I’ve mostly focused my posts on the relationship between the mother-in law and daughter-in-law. But the on screen drama that has played out on both The Real Housewives of Atlanta, and on the Bravo TV special, “Kandi’s Wedding”, between Mama Joyce, Kandi, and her fiancé Todd, proves that the dysfunctional relationship, the inability to leave and cleave, and the Single Mother-in-Law Syndrome can definitely go both ways. The amount, and level of disrespect not only to Todd and his family, but also to Kandi and her childhood friend Carmen is truly heartbreaking and so difficult to watch. And even more cringe-worthy is watching Kandi’s consistent inability to hold her mom accountable on so many occasions. She epitomizes the concept of still relating to her mom as a child, despite her financial independence, and not understanding that she will never have a healthy relationship long term until she understands what it means to “Leave and Cleave.”
Among Mama Joyce’s many deplorable moments, one that stood out was when she referred to Todd’s mother and deceased father (who passed when Todd was three) as a pimp and a prostitute to Kandi; claiming that he “learned the game” from his parents. You see, Mama Joyce questions Todd’s motives, and is convinced that Todd and his mother are after Kandi’s/”her” money. Yet, the only reason I would actually question Todd’s intentions would be because he is knowingly committing to having Mama Joyce as an in-law. Instead of telling her mom that what she said is wrong and disrespectful to both Todd and his mom, and that she wouldn’t stand around to hear it, it seems Kandi’s way of coping is to laugh off her mother’s inappropriate and disrespectful actions. However, as I discuss in the blog titled, “Therefore Shall a Man Leave His Father and His Mother”, once you get married you are One. Meaning if someone is disrespecting your spouse they are in essence disrespecting you, which is something that Kandi doesn’t seem to grasp. There is no sense of oneness or accountability. Instead she has chosen to be in the middle. Kandi feels like so many husbands in that she can’t control what her mother does and says. But what she doesn’t realize is that she is the only one that can. If Kandi stopped making light of the situation each and every time her mom was “at her best” and actually held her accountable, Mama Joyce would start to realize that whether she liked it or not, her behavior will keep her from being around as often as she would like. As it stands now, there is no incentive for Mama Joyce to change or start to be respectful in any way. But unfortunately, to hold her mom accountable translates into disrespect to Kandi, and the question becomes will her inability to do this be the straw that breaks the camel’s back over time.

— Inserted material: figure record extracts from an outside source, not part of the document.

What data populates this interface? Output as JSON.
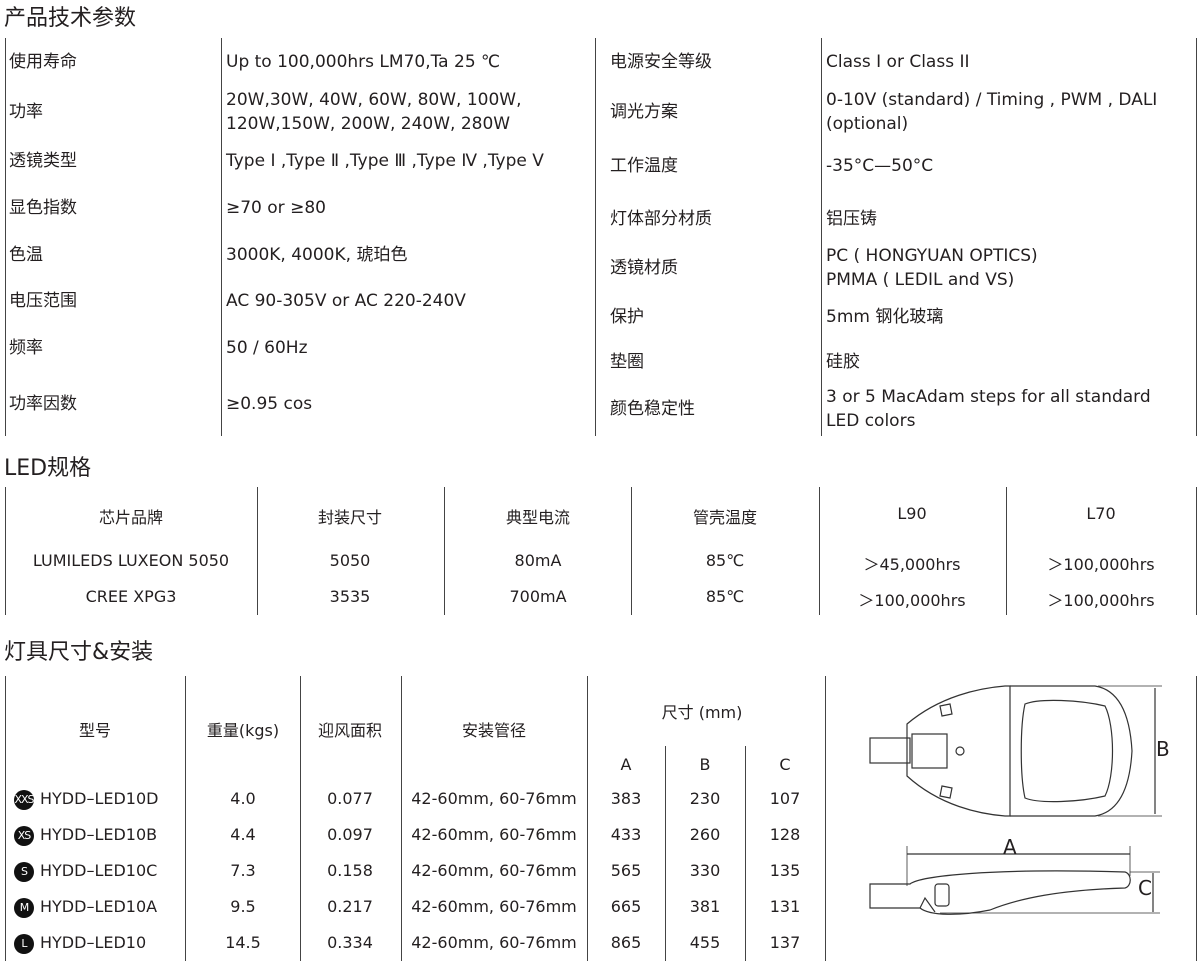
{
  "sections": {
    "specs_title": "产品技术参数",
    "led_title": "LED规格",
    "dims_title": "灯具尺寸&安装"
  },
  "specs_left": [
    {
      "label": "使用寿命",
      "value": [
        "Up to 100,000hrs LM70,Ta 25 ℃"
      ]
    },
    {
      "label": "功率",
      "value": [
        "20W,30W, 40W, 60W, 80W, 100W,",
        "120W,150W, 200W, 240W, 280W"
      ]
    },
    {
      "label": "透镜类型",
      "value": [
        "Type Ⅰ ,Type Ⅱ ,Type Ⅲ ,Type Ⅳ ,Type Ⅴ"
      ]
    },
    {
      "label": "显色指数",
      "value": [
        "≥70 or ≥80"
      ]
    },
    {
      "label": "色温",
      "value": [
        "3000K, 4000K, 琥珀色"
      ]
    },
    {
      "label": "电压范围",
      "value": [
        "AC 90-305V or AC 220-240V"
      ]
    },
    {
      "label": "频率",
      "value": [
        "50 / 60Hz"
      ]
    },
    {
      "label": "功率因数",
      "value": [
        "≥0.95 cos"
      ]
    }
  ],
  "specs_right": [
    {
      "label": "电源安全等级",
      "value": [
        "Class I or Class II"
      ]
    },
    {
      "label": "调光方案",
      "value": [
        "0-10V (standard) / Timing , PWM , DALI",
        "(optional)"
      ]
    },
    {
      "label": "工作温度",
      "value": [
        "-35°C—50°C"
      ]
    },
    {
      "label": "灯体部分材质",
      "value": [
        "铝压铸"
      ]
    },
    {
      "label": "透镜材质",
      "value": [
        "PC ( HONGYUAN OPTICS)",
        "PMMA ( LEDIL and VS)"
      ]
    },
    {
      "label": "保护",
      "value": [
        "5mm 钢化玻璃"
      ]
    },
    {
      "label": "垫圈",
      "value": [
        "硅胶"
      ]
    },
    {
      "label": "颜色稳定性",
      "value": [
        "3 or 5 MacAdam steps for all standard",
        "LED colors"
      ]
    }
  ],
  "led_table": {
    "headers": [
      "芯片品牌",
      "封装尺寸",
      "典型电流",
      "管壳温度",
      "L90",
      "L70"
    ],
    "rows": [
      [
        "LUMILEDS LUXEON 5050",
        "5050",
        "80mA",
        "85℃",
        "＞45,000hrs",
        "＞100,000hrs"
      ],
      [
        "CREE XPG3",
        "3535",
        "700mA",
        "85℃",
        "＞100,000hrs",
        "＞100,000hrs"
      ]
    ]
  },
  "dims_table": {
    "headers": {
      "model": "型号",
      "weight": "重量(kgs)",
      "wind_area": "迎风面积",
      "pipe": "安装管径",
      "size": "尺寸 (mm)",
      "a": "A",
      "b": "B",
      "c": "C"
    },
    "rows": [
      {
        "size_badge": "XXS",
        "model": "HYDD–LED10D",
        "weight": "4.0",
        "wind_area": "0.077",
        "pipe": "42-60mm, 60-76mm",
        "a": "383",
        "b": "230",
        "c": "107"
      },
      {
        "size_badge": "XS",
        "model": "HYDD–LED10B",
        "weight": "4.4",
        "wind_area": "0.097",
        "pipe": "42-60mm, 60-76mm",
        "a": "433",
        "b": "260",
        "c": "128"
      },
      {
        "size_badge": "S",
        "model": "HYDD–LED10C",
        "weight": "7.3",
        "wind_area": "0.158",
        "pipe": "42-60mm, 60-76mm",
        "a": "565",
        "b": "330",
        "c": "135"
      },
      {
        "size_badge": "M",
        "model": "HYDD–LED10A",
        "weight": "9.5",
        "wind_area": "0.217",
        "pipe": "42-60mm, 60-76mm",
        "a": "665",
        "b": "381",
        "c": "131"
      },
      {
        "size_badge": "L",
        "model": "HYDD–LED10",
        "weight": "14.5",
        "wind_area": "0.334",
        "pipe": "42-60mm, 60-76mm",
        "a": "865",
        "b": "455",
        "c": "137"
      }
    ]
  },
  "drawing": {
    "label_a": "A",
    "label_b": "B",
    "label_c": "C"
  }
}
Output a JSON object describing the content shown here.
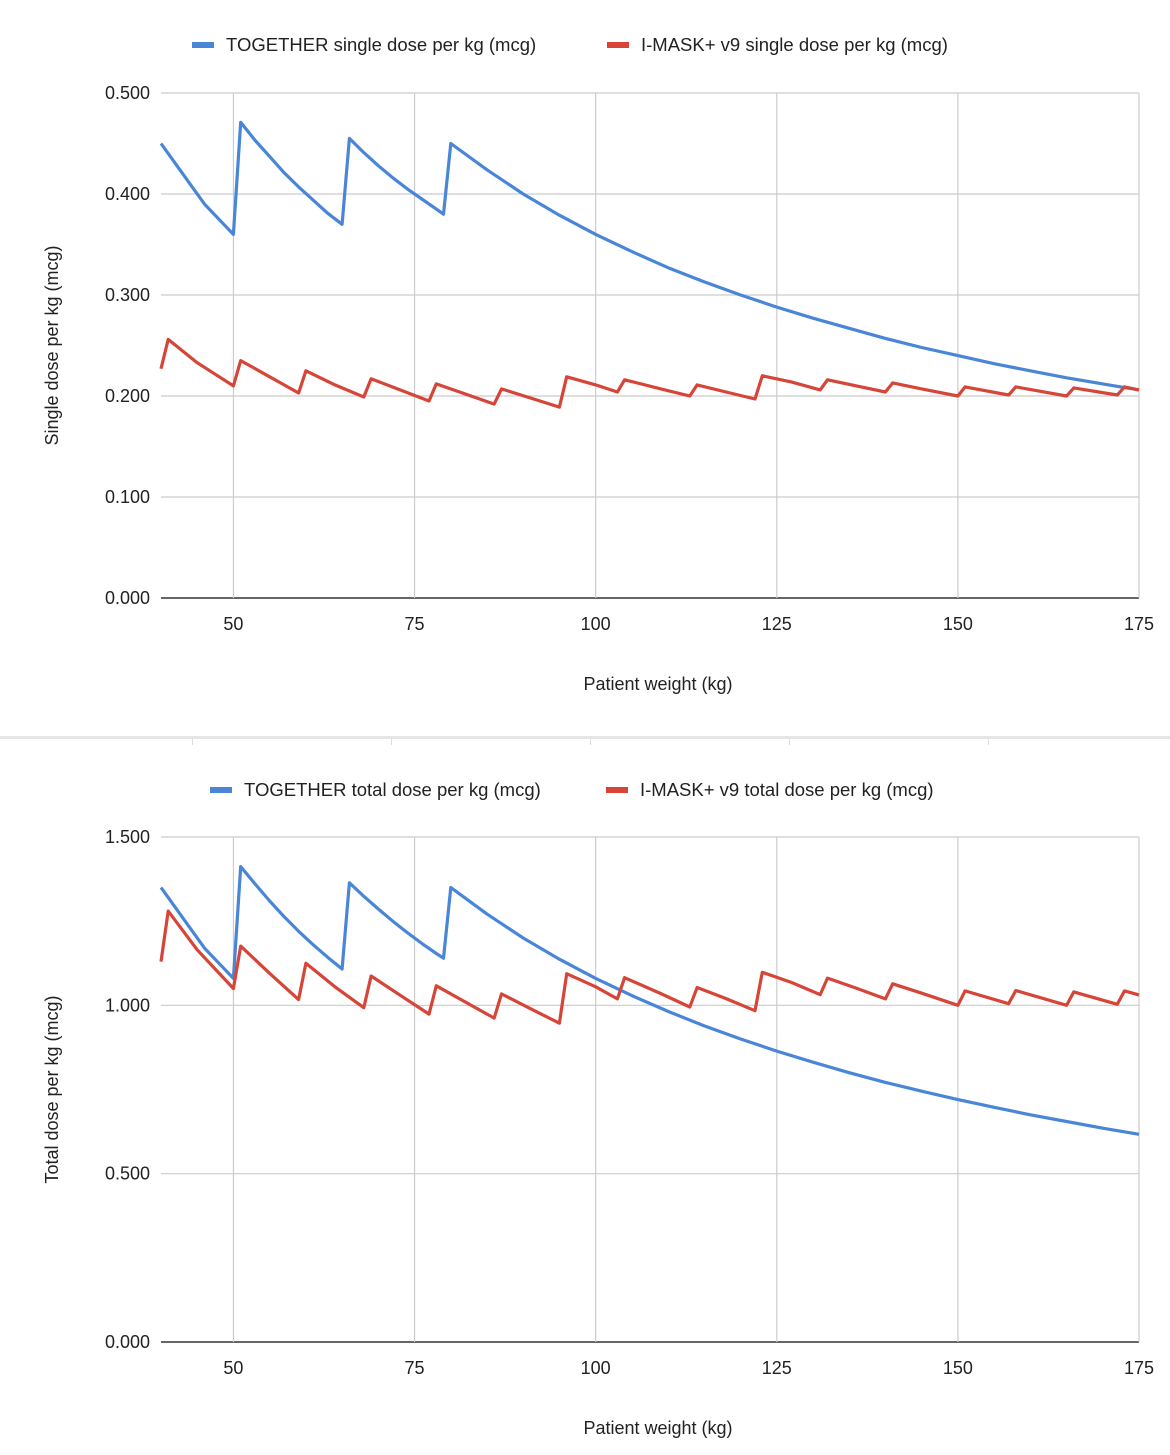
{
  "chart_data": [
    {
      "type": "line",
      "xlabel": "Patient weight (kg)",
      "ylabel": "Single dose per kg (mcg)",
      "xlim": [
        40,
        175
      ],
      "ylim": [
        0,
        0.5
      ],
      "x_ticks": [
        "50",
        "75",
        "100",
        "125",
        "150",
        "175"
      ],
      "y_ticks": [
        "0.000",
        "0.100",
        "0.200",
        "0.300",
        "0.400",
        "0.500"
      ],
      "grid": true,
      "legend_position": "top",
      "series": [
        {
          "name": "TOGETHER single dose per kg (mcg)",
          "color": "#4a86d8",
          "points": [
            [
              40,
              0.45
            ],
            [
              42,
              0.43
            ],
            [
              44,
              0.41
            ],
            [
              46,
              0.39
            ],
            [
              48,
              0.375
            ],
            [
              50,
              0.36
            ],
            [
              51,
              0.471
            ],
            [
              53,
              0.453
            ],
            [
              55,
              0.437
            ],
            [
              57,
              0.421
            ],
            [
              59,
              0.407
            ],
            [
              61,
              0.394
            ],
            [
              63,
              0.381
            ],
            [
              65,
              0.37
            ],
            [
              66,
              0.455
            ],
            [
              68,
              0.441
            ],
            [
              70,
              0.428
            ],
            [
              72,
              0.416
            ],
            [
              74,
              0.405
            ],
            [
              76,
              0.395
            ],
            [
              78,
              0.385
            ],
            [
              79,
              0.38
            ],
            [
              80,
              0.45
            ],
            [
              85,
              0.424
            ],
            [
              90,
              0.4
            ],
            [
              95,
              0.379
            ],
            [
              100,
              0.36
            ],
            [
              105,
              0.343
            ],
            [
              110,
              0.327
            ],
            [
              115,
              0.313
            ],
            [
              120,
              0.3
            ],
            [
              125,
              0.288
            ],
            [
              130,
              0.277
            ],
            [
              135,
              0.267
            ],
            [
              140,
              0.257
            ],
            [
              145,
              0.248
            ],
            [
              150,
              0.24
            ],
            [
              155,
              0.232
            ],
            [
              160,
              0.225
            ],
            [
              165,
              0.218
            ],
            [
              170,
              0.212
            ],
            [
              175,
              0.206
            ]
          ]
        },
        {
          "name": "I-MASK+ v9 single dose per kg (mcg)",
          "color": "#d64537",
          "points": [
            [
              40,
              0.227
            ],
            [
              41,
              0.256
            ],
            [
              45,
              0.233
            ],
            [
              50,
              0.21
            ],
            [
              51,
              0.235
            ],
            [
              55,
              0.219
            ],
            [
              59,
              0.203
            ],
            [
              60,
              0.225
            ],
            [
              64,
              0.211
            ],
            [
              68,
              0.199
            ],
            [
              69,
              0.217
            ],
            [
              73,
              0.206
            ],
            [
              77,
              0.195
            ],
            [
              78,
              0.212
            ],
            [
              82,
              0.202
            ],
            [
              86,
              0.192
            ],
            [
              87,
              0.207
            ],
            [
              91,
              0.198
            ],
            [
              95,
              0.189
            ],
            [
              96,
              0.219
            ],
            [
              100,
              0.211
            ],
            [
              103,
              0.204
            ],
            [
              104,
              0.216
            ],
            [
              109,
              0.207
            ],
            [
              113,
              0.2
            ],
            [
              114,
              0.211
            ],
            [
              118,
              0.204
            ],
            [
              122,
              0.197
            ],
            [
              123,
              0.22
            ],
            [
              127,
              0.214
            ],
            [
              131,
              0.206
            ],
            [
              132,
              0.216
            ],
            [
              136,
              0.21
            ],
            [
              140,
              0.204
            ],
            [
              141,
              0.213
            ],
            [
              145,
              0.207
            ],
            [
              150,
              0.2
            ],
            [
              151,
              0.209
            ],
            [
              157,
              0.201
            ],
            [
              158,
              0.209
            ],
            [
              165,
              0.2
            ],
            [
              166,
              0.208
            ],
            [
              172,
              0.201
            ],
            [
              173,
              0.209
            ],
            [
              175,
              0.206
            ]
          ]
        }
      ]
    },
    {
      "type": "line",
      "xlabel": "Patient weight (kg)",
      "ylabel": "Total dose per kg (mcg)",
      "xlim": [
        40,
        175
      ],
      "ylim": [
        0,
        1.5
      ],
      "x_ticks": [
        "50",
        "75",
        "100",
        "125",
        "150",
        "175"
      ],
      "y_ticks": [
        "0.000",
        "0.500",
        "1.000",
        "1.500"
      ],
      "grid": true,
      "legend_position": "top",
      "series": [
        {
          "name": "TOGETHER total dose per kg (mcg)",
          "color": "#4a86d8",
          "points": [
            [
              40,
              1.35
            ],
            [
              42,
              1.29
            ],
            [
              44,
              1.23
            ],
            [
              46,
              1.17
            ],
            [
              48,
              1.125
            ],
            [
              50,
              1.08
            ],
            [
              51,
              1.412
            ],
            [
              53,
              1.36
            ],
            [
              55,
              1.31
            ],
            [
              57,
              1.263
            ],
            [
              59,
              1.22
            ],
            [
              61,
              1.18
            ],
            [
              63,
              1.143
            ],
            [
              65,
              1.108
            ],
            [
              66,
              1.364
            ],
            [
              68,
              1.324
            ],
            [
              70,
              1.286
            ],
            [
              72,
              1.25
            ],
            [
              74,
              1.216
            ],
            [
              76,
              1.184
            ],
            [
              78,
              1.154
            ],
            [
              79,
              1.14
            ],
            [
              80,
              1.35
            ],
            [
              85,
              1.271
            ],
            [
              90,
              1.2
            ],
            [
              95,
              1.137
            ],
            [
              100,
              1.08
            ],
            [
              105,
              1.029
            ],
            [
              110,
              0.982
            ],
            [
              115,
              0.939
            ],
            [
              120,
              0.9
            ],
            [
              125,
              0.864
            ],
            [
              130,
              0.831
            ],
            [
              135,
              0.8
            ],
            [
              140,
              0.771
            ],
            [
              145,
              0.745
            ],
            [
              150,
              0.72
            ],
            [
              155,
              0.697
            ],
            [
              160,
              0.675
            ],
            [
              165,
              0.655
            ],
            [
              170,
              0.635
            ],
            [
              175,
              0.617
            ]
          ]
        },
        {
          "name": "I-MASK+ v9 total dose per kg (mcg)",
          "color": "#d64537",
          "points": [
            [
              40,
              1.13
            ],
            [
              41,
              1.28
            ],
            [
              45,
              1.165
            ],
            [
              50,
              1.05
            ],
            [
              51,
              1.176
            ],
            [
              55,
              1.095
            ],
            [
              59,
              1.017
            ],
            [
              60,
              1.125
            ],
            [
              64,
              1.055
            ],
            [
              68,
              0.993
            ],
            [
              69,
              1.087
            ],
            [
              73,
              1.03
            ],
            [
              77,
              0.974
            ],
            [
              78,
              1.058
            ],
            [
              82,
              1.01
            ],
            [
              86,
              0.962
            ],
            [
              87,
              1.034
            ],
            [
              91,
              0.99
            ],
            [
              95,
              0.947
            ],
            [
              96,
              1.094
            ],
            [
              100,
              1.055
            ],
            [
              103,
              1.019
            ],
            [
              104,
              1.082
            ],
            [
              109,
              1.035
            ],
            [
              113,
              0.995
            ],
            [
              114,
              1.053
            ],
            [
              118,
              1.02
            ],
            [
              122,
              0.984
            ],
            [
              123,
              1.098
            ],
            [
              127,
              1.068
            ],
            [
              131,
              1.032
            ],
            [
              132,
              1.081
            ],
            [
              136,
              1.051
            ],
            [
              140,
              1.019
            ],
            [
              141,
              1.064
            ],
            [
              145,
              1.036
            ],
            [
              150,
              1.0
            ],
            [
              151,
              1.043
            ],
            [
              157,
              1.005
            ],
            [
              158,
              1.044
            ],
            [
              165,
              1.0
            ],
            [
              166,
              1.04
            ],
            [
              172,
              1.003
            ],
            [
              173,
              1.043
            ],
            [
              175,
              1.031
            ]
          ]
        }
      ]
    }
  ]
}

While I’m sure Mama Joyce loves her daughter, what she seems to really love is her daughter’s money and the security it provides her. It seems anytime someone gets close to Kandi she starts to feel as if the financial security she denies Kandi provides her is at risk and she goes into sabotage mode, using her power over Kandi to dissuade her from moving forward with marriage. She says she just wants Kandi to be happy, but of course she doesn’t think Todd is the one to do that. And all of her reasons for disliking Todd have to do with money and the fact that he doesn’t make as much as Kandi. As I describe in “The Single MIL Syndrome”, because Mama Joyce has an overly excessive physical and financial dependence on her daughter, she is unable to develop any sort of relationship with Kandi’s fiancé. She simply sees Todd and any man that doesn’t make as much, or more money than Kandi as a threat. And unfortunately, because Kandi is trapped in the role she has held and fulfilled for most of her life, she will have trouble fostering a long-term successful marriage and understanding her role as a wife.
While it is Kandi’s right and her business to financially provide for her mother given her success, what’s sad is seeing how Mama Joyce denies her daughter’s financial help and makes it seem like she owes her for the hard work and sacrifices she went through to make a good life for Kandi. As I’ve discussed before, while children should honor, respect, and be eternally grateful for what their parents do to make a good life for them; children don’t ask to be brought into the world. It seems as though Mama Joyce would be happier with Kandi marrying a professional athlete that would more than likely cheat on her and give her a life full of worry, or if she were single for the rest of her life all for monetary security. My question, where’s the line and at what point is enough, enough?